Doing something, however, can be a mistake. While there are times to strike, when you’re really stuck, wait. . . . And think.
Because the action bias is so deeply entrenched and the perceived demands so demanding, few take the time to think. In a recent article, MIT’s Duncan Simester refers—incorrectly–to the “lost art of thinking,” arguing that by the time a person is promoted to a senior level, his thinking muscles have withered from disuse. That, however, is just another example of academic cluelessness. Rather, the reality is these professionals could never lose “the art of thinking” because they didn’t have it to begin with. As Cass Sunstein learned after 27 years as a University of Chicago faculty and an enlightening 4 years as an administrative head in the White House, faculty lack the sufficiently deep understanding of how things happen and get done in an organization.
In Tyler Cowen’s fascinating interview of him, Sunstein points out a major truth that applies just as well to thinking: Human beings don’t know how to navigate roads unless they are really trained. They might use heuristics for how to get to places—I certainly do—that often go wrong. And if you want to manage your savings portfolio, you might rely on rules of thumb that are going to make you less wealthy than would be good. Or you might have eating habits that aren’t so good, or you might get a mortgage that isn’t in your interest.

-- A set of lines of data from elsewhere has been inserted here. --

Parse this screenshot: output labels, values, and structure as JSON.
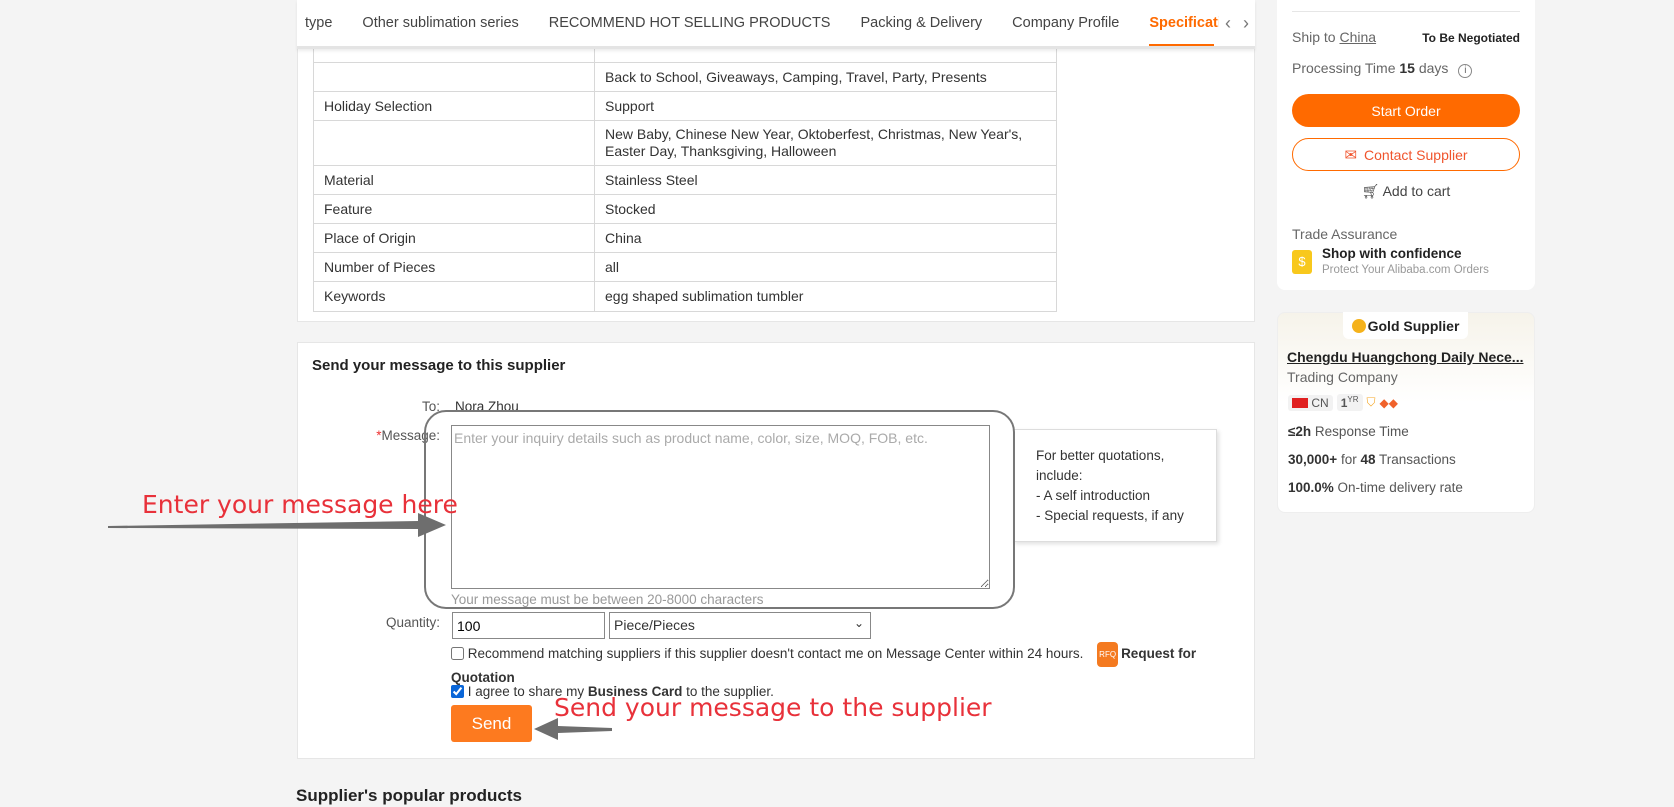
{
  "tabs": {
    "items": [
      "type",
      "Other sublimation series",
      "RECOMMEND HOT SELLING PRODUCTS",
      "Packing & Delivery",
      "Company Profile",
      "Specification"
    ],
    "active": 5
  },
  "spec_table": {
    "rows": [
      [
        "",
        "Back to School, Giveaways, Camping, Travel, Party, Presents"
      ],
      [
        "Holiday Selection",
        "Support"
      ],
      [
        "",
        "New Baby, Chinese New Year, Oktoberfest, Christmas, New Year's, Easter Day, Thanksgiving, Halloween"
      ],
      [
        "Material",
        "Stainless Steel"
      ],
      [
        "Feature",
        "Stocked"
      ],
      [
        "Place of Origin",
        "China"
      ],
      [
        "Number of Pieces",
        "all"
      ],
      [
        "Keywords",
        "egg shaped sublimation tumbler"
      ]
    ]
  },
  "form": {
    "title": "Send your message to this supplier",
    "to_label": "To:",
    "to_value": "Nora Zhou",
    "message_required": "*",
    "message_label": "Message:",
    "message_placeholder": "Enter your inquiry details such as product name, color, size, MOQ, FOB, etc.",
    "message_value": "",
    "hint": "Your message must be between 20-8000 characters",
    "tip": [
      "For better quotations, include:",
      "- A self introduction",
      "- Special requests, if any"
    ],
    "quantity_label": "Quantity:",
    "quantity_value": "100",
    "unit_selected": "Piece/Pieces",
    "recommend_text": "Recommend matching suppliers if this supplier doesn't contact me on Message Center within 24 hours.",
    "rfq_badge": "RFQ",
    "rfq_text": "Request for",
    "rfq_text2": "Quotation",
    "recommend_checked": false,
    "agree_pre": "I agree to share my ",
    "agree_bold": "Business Card",
    "agree_post": " to the supplier.",
    "agree_checked": true,
    "send_label": "Send"
  },
  "annotations": {
    "enter": "Enter your message here",
    "send": "Send your message to the supplier"
  },
  "popular_title": "Supplier's popular products",
  "order_panel": {
    "ship_to": "Ship to",
    "ship_country": "China",
    "negotiated": "To Be Negotiated",
    "processing_pre": "Processing Time ",
    "processing_days": "15",
    "processing_post": " days",
    "start_order": "Start Order",
    "contact_supplier": "Contact Supplier",
    "add_to_cart": "Add to cart",
    "trade_assurance": "Trade Assurance",
    "shop_confidence": "Shop with confidence",
    "protect": "Protect Your Alibaba.com Orders"
  },
  "supplier": {
    "badge": "Gold Supplier",
    "name": "Chengdu Huangchong Daily Nece...",
    "type": "Trading Company",
    "country": "CN",
    "years": "1",
    "years_unit": "YR",
    "response_value": "≤2h",
    "response_label": " Response Time",
    "amount": "30,000+",
    "for": " for ",
    "transactions": "48",
    "transactions_label": " Transactions",
    "ontime": "100.0%",
    "ontime_label": " On-time delivery rate"
  },
  "colors": {
    "accent": "#ff6a00",
    "annotation": "#e8313a"
  }
}
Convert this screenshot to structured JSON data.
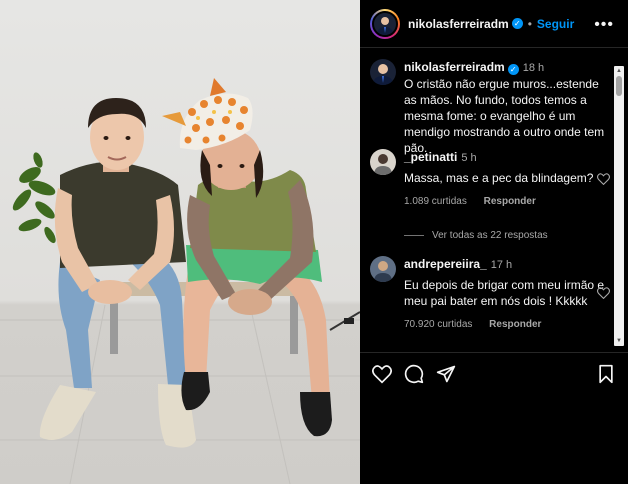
{
  "header": {
    "username": "nikolasferreiradm",
    "follow_label": "Seguir",
    "more_label": "•••"
  },
  "caption": {
    "username": "nikolasferreiradm",
    "time": "18 h",
    "text": "O cristão não ergue muros...estende as mãos. No fundo, todos temos a mesma fome: o evangelho é um mendigo mostrando a outro onde tem pão."
  },
  "comments": [
    {
      "username": "_petinatti",
      "time": "5 h",
      "text": "Massa, mas e a pec da blindagem?",
      "likes": "1.089 curtidas",
      "reply_label": "Responder"
    },
    {
      "username": "andrepereiira_",
      "time": "17 h",
      "text": "Eu depois de brigar com meu irmão e meu pai bater em nós dois ! Kkkkk",
      "likes": "70.920 curtidas",
      "reply_label": "Responder"
    }
  ],
  "view_replies_label": "Ver todas as 22 respostas",
  "icons": {
    "like": "heart-icon",
    "comment": "comment-icon",
    "share": "send-icon",
    "save": "bookmark-icon",
    "verified": "verified-badge-icon"
  },
  "colors": {
    "accent": "#0095f6",
    "secondary_text": "#a8a8a8",
    "background": "#000000"
  }
}
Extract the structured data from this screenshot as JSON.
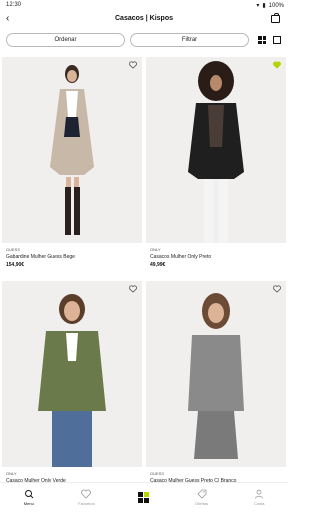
{
  "status": {
    "time": "12:30",
    "battery": "100%"
  },
  "header": {
    "title": "Casacos | Kispos"
  },
  "toolbar": {
    "order_label": "Ordenar",
    "filter_label": "Filtrar"
  },
  "products": [
    {
      "brand": "GUESS",
      "name": "Gabardine Mulher Guess Bege",
      "price": "154,90€",
      "favorited": false
    },
    {
      "brand": "ONLY",
      "name": "Casacos Mulher Only Preto",
      "price": "49,99€",
      "favorited": true
    },
    {
      "brand": "ONLY",
      "name": "Casaco Mulher Only Verde",
      "price": "",
      "favorited": false
    },
    {
      "brand": "GUESS",
      "name": "Casaco Mulher Guess Preto C/ Branco",
      "price": "",
      "favorited": false
    }
  ],
  "nav": {
    "items": [
      {
        "label": "Menu",
        "icon": "search-icon"
      },
      {
        "label": "Favoritos",
        "icon": "heart-icon"
      },
      {
        "label": "",
        "icon": "brand-logo"
      },
      {
        "label": "Ofertas",
        "icon": "tag-icon"
      },
      {
        "label": "Conta",
        "icon": "person-icon"
      }
    ]
  },
  "colors": {
    "accent": "#b6d400"
  }
}
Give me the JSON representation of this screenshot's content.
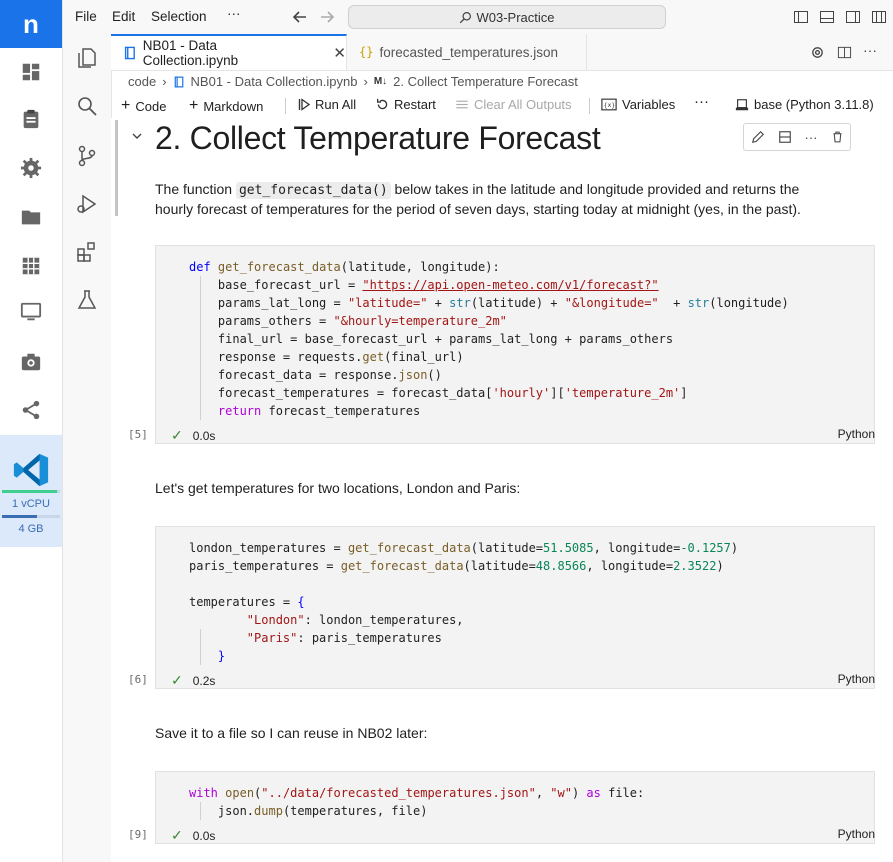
{
  "app": {
    "logo_letter": "n",
    "resources": {
      "cpu_label": "1 vCPU",
      "mem_label": "4 GB",
      "cpu_level": 0.95,
      "mem_level": 0.6
    }
  },
  "menubar": {
    "items": [
      "File",
      "Edit",
      "Selection"
    ],
    "more": "···",
    "search_text": "W03-Practice"
  },
  "tabs": [
    {
      "label": "NB01 - Data Collection.ipynb",
      "icon": "notebook-icon",
      "active": true
    },
    {
      "label": "forecasted_temperatures.json",
      "icon": "json-braces-icon",
      "active": false
    }
  ],
  "breadcrumb": {
    "root": "code",
    "file": "NB01 - Data Collection.ipynb",
    "md_badge": "M↓",
    "section": "2. Collect Temperature Forecast"
  },
  "toolbar": {
    "code": "Code",
    "markdown": "Markdown",
    "run_all": "Run All",
    "restart": "Restart",
    "clear_outputs": "Clear All Outputs",
    "variables": "Variables",
    "more": "···",
    "kernel": "base (Python 3.11.8)"
  },
  "notebook": {
    "heading": "2. Collect Temperature Forecast",
    "para1": {
      "before": "The function ",
      "code": "get_forecast_data()",
      "after_line1": " below takes in the latitude and longitude provided and returns the",
      "line2": "hourly forecast of temperatures for the period of seven days, starting today at midnight (yes, in the past)."
    },
    "cell1": {
      "count": "[5]",
      "time": "0.0s",
      "lang": "Python"
    },
    "para2": "Let's get temperatures for two locations, London and Paris:",
    "cell2": {
      "count": "[6]",
      "time": "0.2s",
      "lang": "Python"
    },
    "para3": "Save it to a file so I can reuse in NB02 later:",
    "cell3": {
      "count": "[9]",
      "time": "0.0s",
      "lang": "Python"
    }
  },
  "colors": {
    "accent": "#1a73e8",
    "success": "#388a34",
    "vscode_blue": "#0065a9"
  }
}
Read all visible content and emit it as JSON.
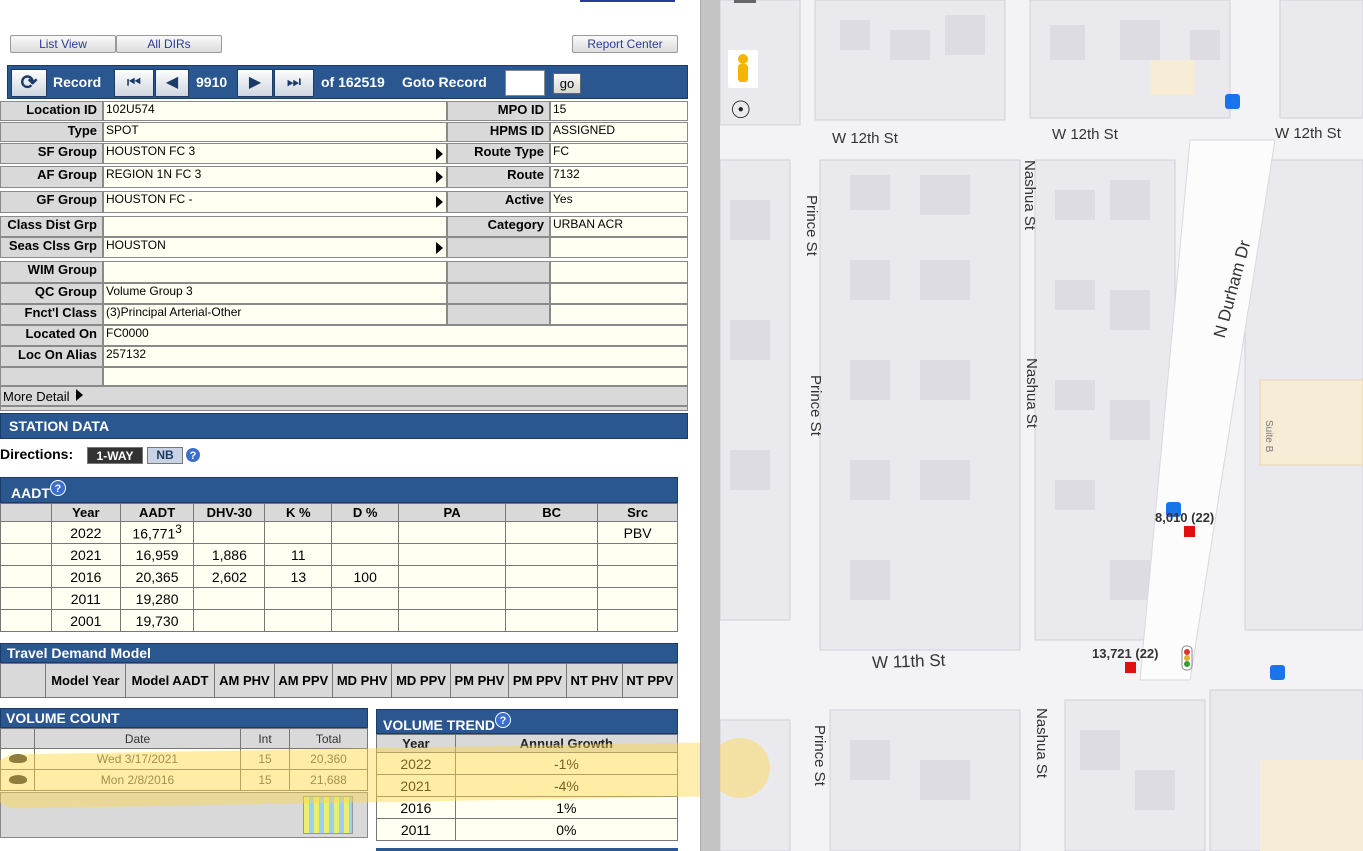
{
  "toolbar": {
    "list_view": "List View",
    "all_dirs": "All DIRs",
    "report_center": "Report Center"
  },
  "record_bar": {
    "record_label": "Record",
    "record_number": "9910",
    "of_total": "of 162519",
    "goto_label": "Goto Record",
    "goto_value": "",
    "go_label": "go"
  },
  "info": {
    "location_id": {
      "label": "Location ID",
      "value": "102U574"
    },
    "mpo_id": {
      "label": "MPO ID",
      "value": "15"
    },
    "type": {
      "label": "Type",
      "value": "SPOT"
    },
    "hpms_id": {
      "label": "HPMS ID",
      "value": "ASSIGNED"
    },
    "sf_group": {
      "label": "SF Group",
      "value": "HOUSTON FC 3"
    },
    "route_type": {
      "label": "Route Type",
      "value": "FC"
    },
    "af_group": {
      "label": "AF Group",
      "value": "REGION 1N FC 3"
    },
    "route": {
      "label": "Route",
      "value": "7132"
    },
    "gf_group": {
      "label": "GF Group",
      "value": "HOUSTON FC -"
    },
    "active": {
      "label": "Active",
      "value": "Yes"
    },
    "class_dist_grp": {
      "label": "Class Dist Grp",
      "value": ""
    },
    "category": {
      "label": "Category",
      "value": "URBAN ACR"
    },
    "seas_clss_grp": {
      "label": "Seas Clss Grp",
      "value": "HOUSTON"
    },
    "wim_group": {
      "label": "WIM Group",
      "value": ""
    },
    "qc_group": {
      "label": "QC Group",
      "value": "Volume Group 3"
    },
    "fnctl_class": {
      "label": "Fnct'l Class",
      "value": "(3)Principal Arterial-Other"
    },
    "located_on": {
      "label": "Located On",
      "value": "FC0000"
    },
    "loc_on_alias": {
      "label": "Loc On Alias",
      "value": "257132"
    },
    "more_detail": "More Detail"
  },
  "station": {
    "title": "STATION DATA",
    "directions_label": "Directions:",
    "dir_1way": "1-WAY",
    "dir_nb": "NB"
  },
  "aadt": {
    "title": "AADT",
    "headers": [
      "Year",
      "AADT",
      "DHV-30",
      "K %",
      "D %",
      "PA",
      "BC",
      "Src"
    ],
    "rows": [
      {
        "year": "2022",
        "aadt": "16,771",
        "sup": "3",
        "dhv": "",
        "k": "",
        "d": "",
        "pa": "",
        "bc": "",
        "src": "PBV"
      },
      {
        "year": "2021",
        "aadt": "16,959",
        "sup": "",
        "dhv": "1,886",
        "k": "11",
        "d": "",
        "pa": "",
        "bc": "",
        "src": ""
      },
      {
        "year": "2016",
        "aadt": "20,365",
        "sup": "",
        "dhv": "2,602",
        "k": "13",
        "d": "100",
        "pa": "",
        "bc": "",
        "src": ""
      },
      {
        "year": "2011",
        "aadt": "19,280",
        "sup": "",
        "dhv": "",
        "k": "",
        "d": "",
        "pa": "",
        "bc": "",
        "src": ""
      },
      {
        "year": "2001",
        "aadt": "19,730",
        "sup": "",
        "dhv": "",
        "k": "",
        "d": "",
        "pa": "",
        "bc": "",
        "src": ""
      }
    ]
  },
  "tdm": {
    "title": "Travel Demand Model",
    "headers": [
      "Model Year",
      "Model AADT",
      "AM PHV",
      "AM PPV",
      "MD PHV",
      "MD PPV",
      "PM PHV",
      "PM PPV",
      "NT PHV",
      "NT PPV"
    ]
  },
  "volume_count": {
    "title": "VOLUME COUNT",
    "headers": [
      "Date",
      "Int",
      "Total"
    ],
    "rows": [
      {
        "date": "Wed 3/17/2021",
        "int": "15",
        "total": "20,360"
      },
      {
        "date": "Mon 2/8/2016",
        "int": "15",
        "total": "21,688"
      }
    ]
  },
  "volume_trend": {
    "title": "VOLUME TREND",
    "headers": [
      "Year",
      "Annual Growth"
    ],
    "rows": [
      {
        "year": "2022",
        "growth": "-1%"
      },
      {
        "year": "2021",
        "growth": "-4%"
      },
      {
        "year": "2016",
        "growth": "1%"
      },
      {
        "year": "2011",
        "growth": "0%"
      }
    ]
  },
  "map": {
    "streets": {
      "w12_a": "W 12th St",
      "w12_b": "W 12th St",
      "w12_c": "W 12th St",
      "w11": "W 11th St",
      "prince_a": "Prince St",
      "prince_b": "Prince St",
      "prince_c": "Prince St",
      "nashua_a": "Nashua St",
      "nashua_b": "Nashua St",
      "nashua_c": "Nashua St",
      "durham": "N Durham Dr",
      "suite": "Suite B"
    },
    "counts": {
      "c1": "8,010 (22)",
      "c2": "13,721 (22)"
    },
    "colors": {
      "count_marker": "#e01010",
      "transit": "#1a73e8",
      "highlight": "#ffd84a"
    }
  }
}
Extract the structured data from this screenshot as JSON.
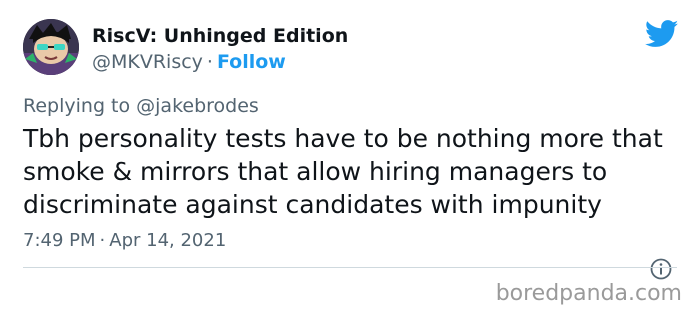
{
  "tweet": {
    "author": {
      "display_name": "RiscV: Unhinged Edition",
      "handle": "@MKVRiscy",
      "separator": "·",
      "follow_label": "Follow",
      "avatar_icon": "cartoon-avatar"
    },
    "brand_icon": "twitter-bird-icon",
    "reply": {
      "prefix": "Replying to ",
      "mention": "@jakebrodes"
    },
    "text_lines": [
      "Tbh personality tests have to be nothing more that",
      "smoke & mirrors that allow hiring managers to",
      "discriminate against candidates with impunity"
    ],
    "time": "7:49 PM",
    "separator": "·",
    "date": "Apr 14, 2021",
    "info_icon": "info-icon"
  },
  "watermark": "boredpanda.com",
  "colors": {
    "accent": "#1d9bf0",
    "text": "#0f1419",
    "muted": "#536471",
    "divider": "#cfd9de",
    "watermark": "#9a9a9a"
  }
}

There’s really no reason whatsoever to think people know how to think unless they’ve been taught to do so. It isn’t a natural competency (other than eating, shitting and sex, what is?). Furthermore, if you look closely at college programs, you’ll find they don’t teach people how to think. That goes for most MBA programs as well.
As a PhD and a former university academic, I continue to greatly admire academic research that produces knowledge and fresh ideas that can be put to use. Yet for more than 30 years as a full-time consultant, I’ve learned, too, that the academy is clueless. Not only about how business gets things done, but also about what business people know and don’t know. Of course, without academia we’d still be living as Neanderthals. But let’s not treat academia’s indisputable value as gospel.
Both as a freshman and as a graduate student, I took courses in logic and argumentation that were supposed to teach me how to think. However, their models, built solely on the rationality assumption, were inadequate for learning how to think (rationality is often a big mistake). While I learned a number of decision-making models in university, it wasn’t until after college that I learned to think.